I can't wait to get back home so I can come up to Michigan. So many good dogs up there.


----------



## d4lilbitz (Dec 30, 2013)

I agree with you David...it seems that there are a lot of great dogs in Michigan. Thanks for the replies...trying to learn more about the different lines within the working lines.


----------



## middleofnowhere (Dec 20, 2000)

I suspect that the reason for the emphasis on males is that the female is more limited in the number of times it is acceptable to breed her.


----------



## mycobraracr (Dec 4, 2011)

I put my money on a strong female. 

I haven't seen this female work, but I have seen some of her progeny and am very impressed. 
DOBRÁ Katya z Jurschtavu

This female is a nice strong female who has also produced some nice dogs. 
Gina vom Bûrgereck

I saw this female at IPO regionals and was very impressed with her. She seemed like my kinda dog. 
Arna vom Haus Krotter


----------



## elisabeth_00117 (May 17, 2009)

Masa Jipo-me
VD Masa Jipo-me

Strong female who produces great dogs (probably better than herself no matter the male).


----------



## Cschmidt88 (Nov 24, 2010)

SG Fiby vom Weißeritztal
I know I'm technically biased since this is my kiddos dam. But I adore Fiby, she's a very nice, intense, confident female. Haven't seen anything I disliked about her so far.
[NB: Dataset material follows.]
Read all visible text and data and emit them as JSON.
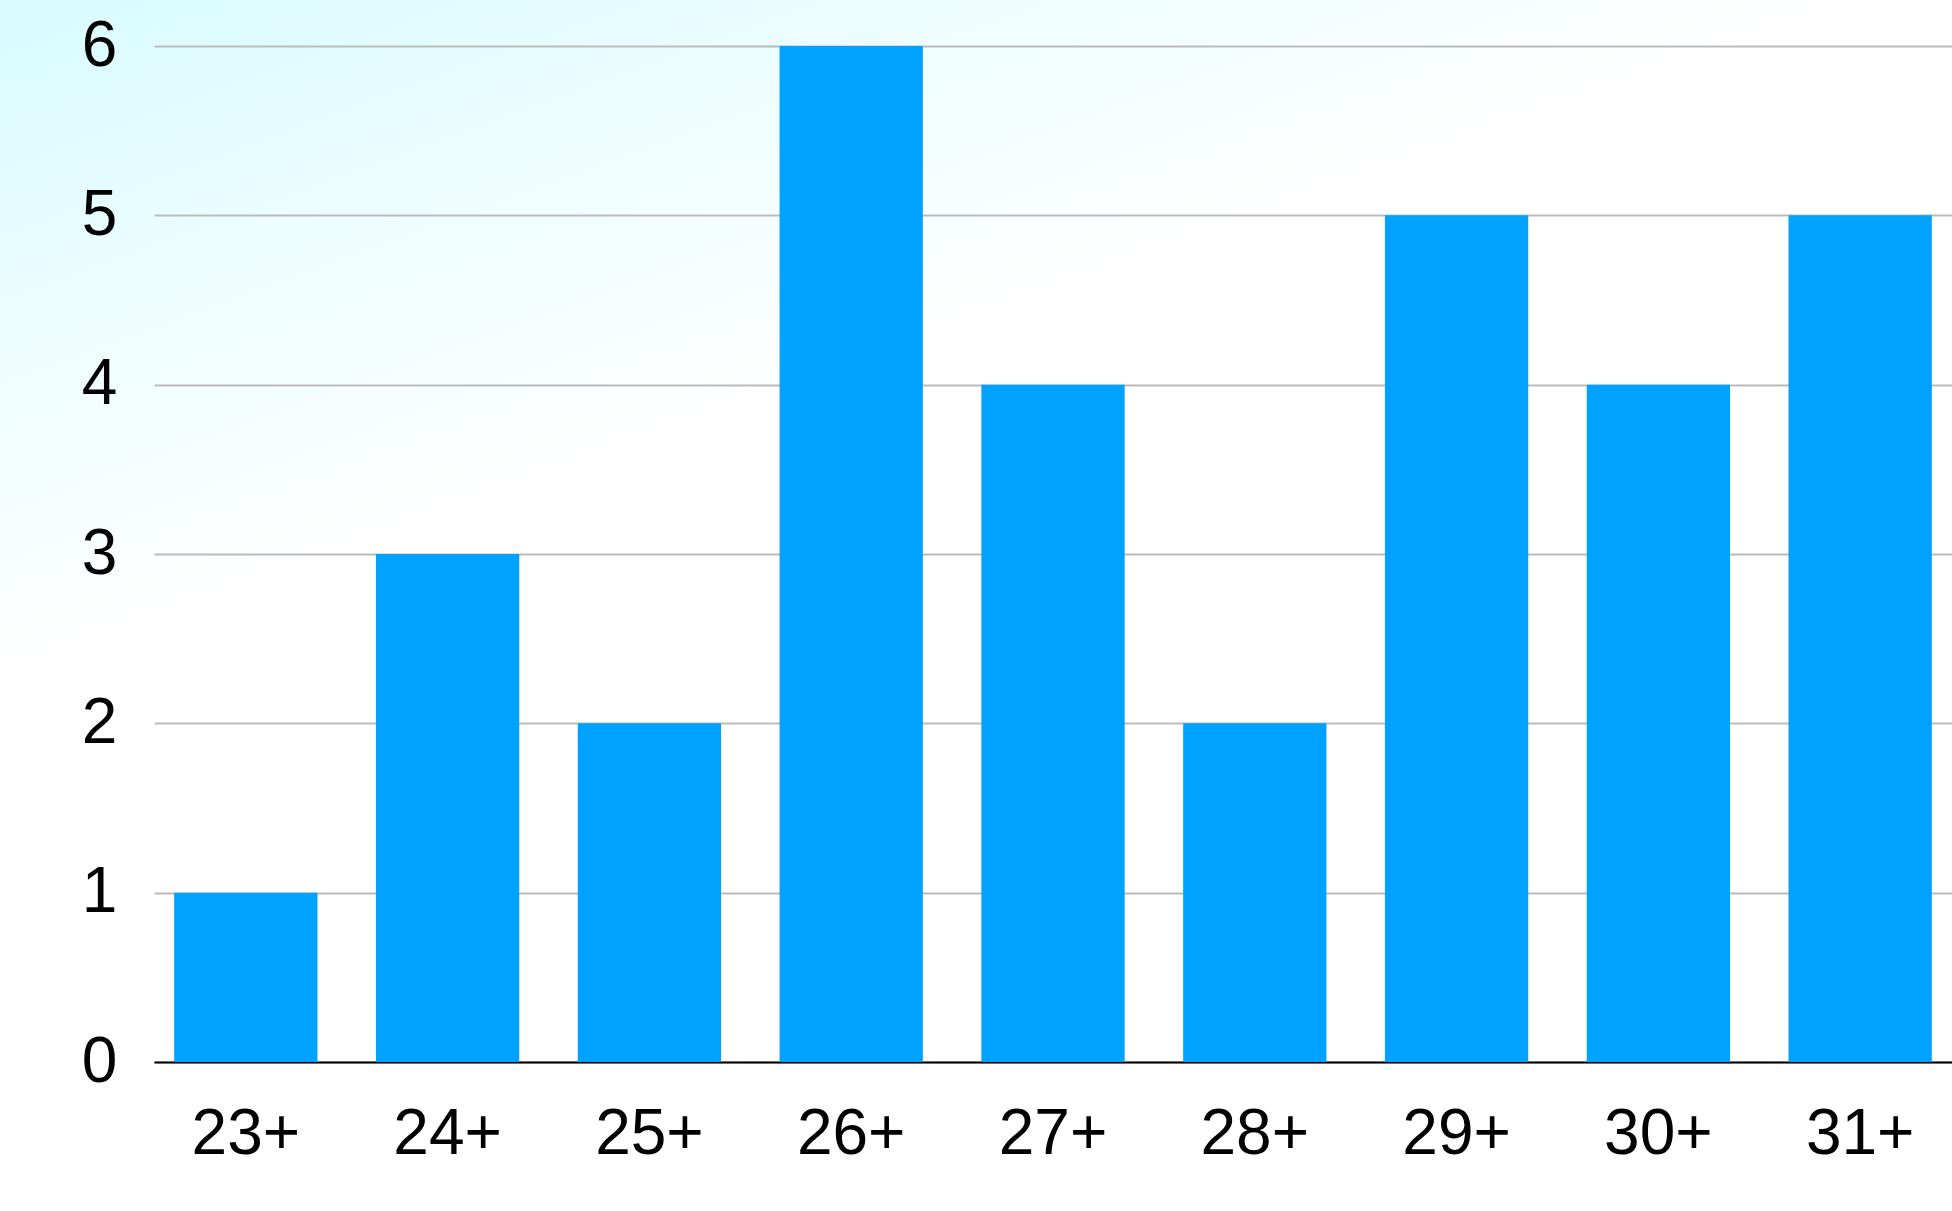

http://www.truehaus.com/fiby.htm


----------



## mycobraracr (Dec 4, 2011)

Cschmidt88 said:


> SG Fiby vom Weißeritztal
> I know I'm technically biased since this is my kiddos dam. But I adore Fiby, she's a very nice, intense, confident female. Haven't seen anything I disliked about her so far.


I don't know about the dog herself, but I have seen some things I don't like come through her.


----------



## Cschmidt88 (Nov 24, 2010)

mycobraracr said:


> I don't know about the dog herself, but I have seen some things I don't like come through her.


Would you mind sharing? I'm just curious as I haven't seen/heard bad so far. But a lot of the people I've met with her offspring have them as pets, rather than working animals. I can PM you if you prefer


----------